All,
The general attitude/perspective to new/additional functionality in TW
tends to be: "Keep the core small and backward compatible", leaving many
interesting additions to plugins. In order for this to be a viable thing to
do, I think we need to think critically about:
1. How do (particularly new) users find out about new/existing plugins?
- The "resources" information on tw.com. There is something
unsatisfying/unclear about this. New users are bombarded with 30 ways to
save, let alone a collection of links to other pages, many of which are
dead, no longer supported and/or do not work with the current version of
TW.
- The "Get more plugins" button on a fresh TW install - this links to
the official TW plugin library, which lists 54 "official" plugins. I
actually like this, and its how I first found out about plugins.
- The most complete answer to this seems to be: google group threads.
This requires new users A. find out about our google groups and actually
go
it - B. Subscribe/read/search for new plugins/additional functionality.
- A great option would be a "web store"/"app store" equivalent like
chrome/firefox/smartphones have. Also, other tools have "package
managers"/communities that make this easy. For example, sublime text has
package
control <https://packagecontrol.io/>, vim has vim awesome
<https://vimawesome.com/>, etc. which tell you what versions this
plugin supports, always points to the latest versions, offers comments
underneath plugins, tells you what plugins are popular, most installed
etc.
2. How do users install plugins?
- The drag-n-drop method (and additional files-based-method on node)
is actually a very user-friendly and easy to understand method.
3. How do users update (and find out about updates) to plugins?
- Many plugins get updated to fix bugs, keep up with TW, and add new
features. Many other plugins just get out of date/abandoned/unsupported.
- To find out about updates you have to: A. go to authors website
which is hopefully (but rarely) listed on readme and reinstall or B. Stay
subscribed to google groups
- As an example, I recently went through and updated my plugins - I
had to go to many different websites (searching google groups for some),
and check version numbers, and update accordingly.
- I think some centralized method for "check for and install updates"
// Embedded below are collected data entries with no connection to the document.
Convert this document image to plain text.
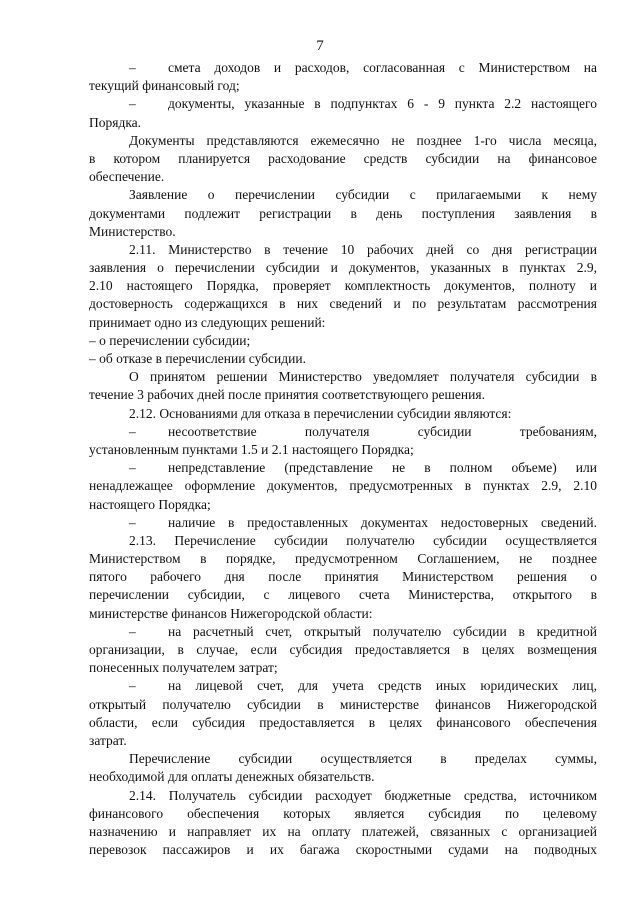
7
–	смета доходов и расходов, согласованная с Министерством на
текущий финансовый год;
–	документы, указанные в подпунктах 6 - 9 пункта 2.2 настоящего
Порядка.
Документы представляются ежемесячно не позднее 1-го числа месяца,
в котором планируется расходование средств субсидии на финансовое
обеспечение.
Заявление о перечислении субсидии с прилагаемыми к нему
документами подлежит регистрации в день поступления заявления в
Министерство.
2.11. Министерство в течение 10 рабочих дней со дня регистрации
заявления о перечислении субсидии и документов, указанных в пунктах 2.9,
2.10 настоящего Порядка, проверяет комплектность документов, полноту и
достоверность содержащихся в них сведений и по результатам рассмотрения
принимает одно из следующих решений:
– о перечислении субсидии;
– об отказе в перечислении субсидии.
О принятом решении Министерство уведомляет получателя субсидии в
течение 3 рабочих дней после принятия соответствующего решения.
2.12. Основаниями для отказа в перечислении субсидии являются:
–	несоответствие получателя субсидии требованиям,
установленным пунктами 1.5 и 2.1 настоящего Порядка;
–	непредставление (представление не в полном объеме) или
ненадлежащее оформление документов, предусмотренных в пунктах 2.9, 2.10
настоящего Порядка;
–	наличие в предоставленных документах недостоверных сведений.
2.13. Перечисление субсидии получателю субсидии осуществляется
Министерством в порядке, предусмотренном Соглашением, не позднее
пятого рабочего дня после принятия Министерством решения о
перечислении субсидии, с лицевого счета Министерства, открытого в
министерстве финансов Нижегородской области:
–	на расчетный счет, открытый получателю субсидии в кредитной
организации, в случае, если субсидия предоставляется в целях возмещения
понесенных получателем затрат;
–	на лицевой счет, для учета средств иных юридических лиц,
открытый получателю субсидии в министерстве финансов Нижегородской
области, если субсидия предоставляется в целях финансового обеспечения
затрат.
Перечисление субсидии осуществляется в пределах суммы,
необходимой для оплаты денежных обязательств.
2.14. Получатель субсидии расходует бюджетные средства, источником
финансового обеспечения которых является субсидия по целевому
назначению и направляет их на оплату платежей, связанных с организацией
перевозок пассажиров и их багажа скоростными судами на подводных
would be a fantastic addition to the community.
With a centralized repository of plugins, we could also enforce
certain plugin structure, as Joe recently recommended in another thread.
Things like:
- author name
- email
- website
- license
- supported TW version: an optional field which could force a plugin to
only work on select versions of TW, which a person could override.
So, some solutions/ideas are:
1. A centralized repository of plugins, very much like package control
<https://packagecontrol.io/>for sublime text
2. An "update" method
- Your TW could check installed plugin versions with that on our
centralized repo, letting you know if you need to update.
- As I understand, it still couldn't actually "fetch" the updated
plugin tiddler from github - you need to do this manually - is this
correct?
What are others thoughts on this topic?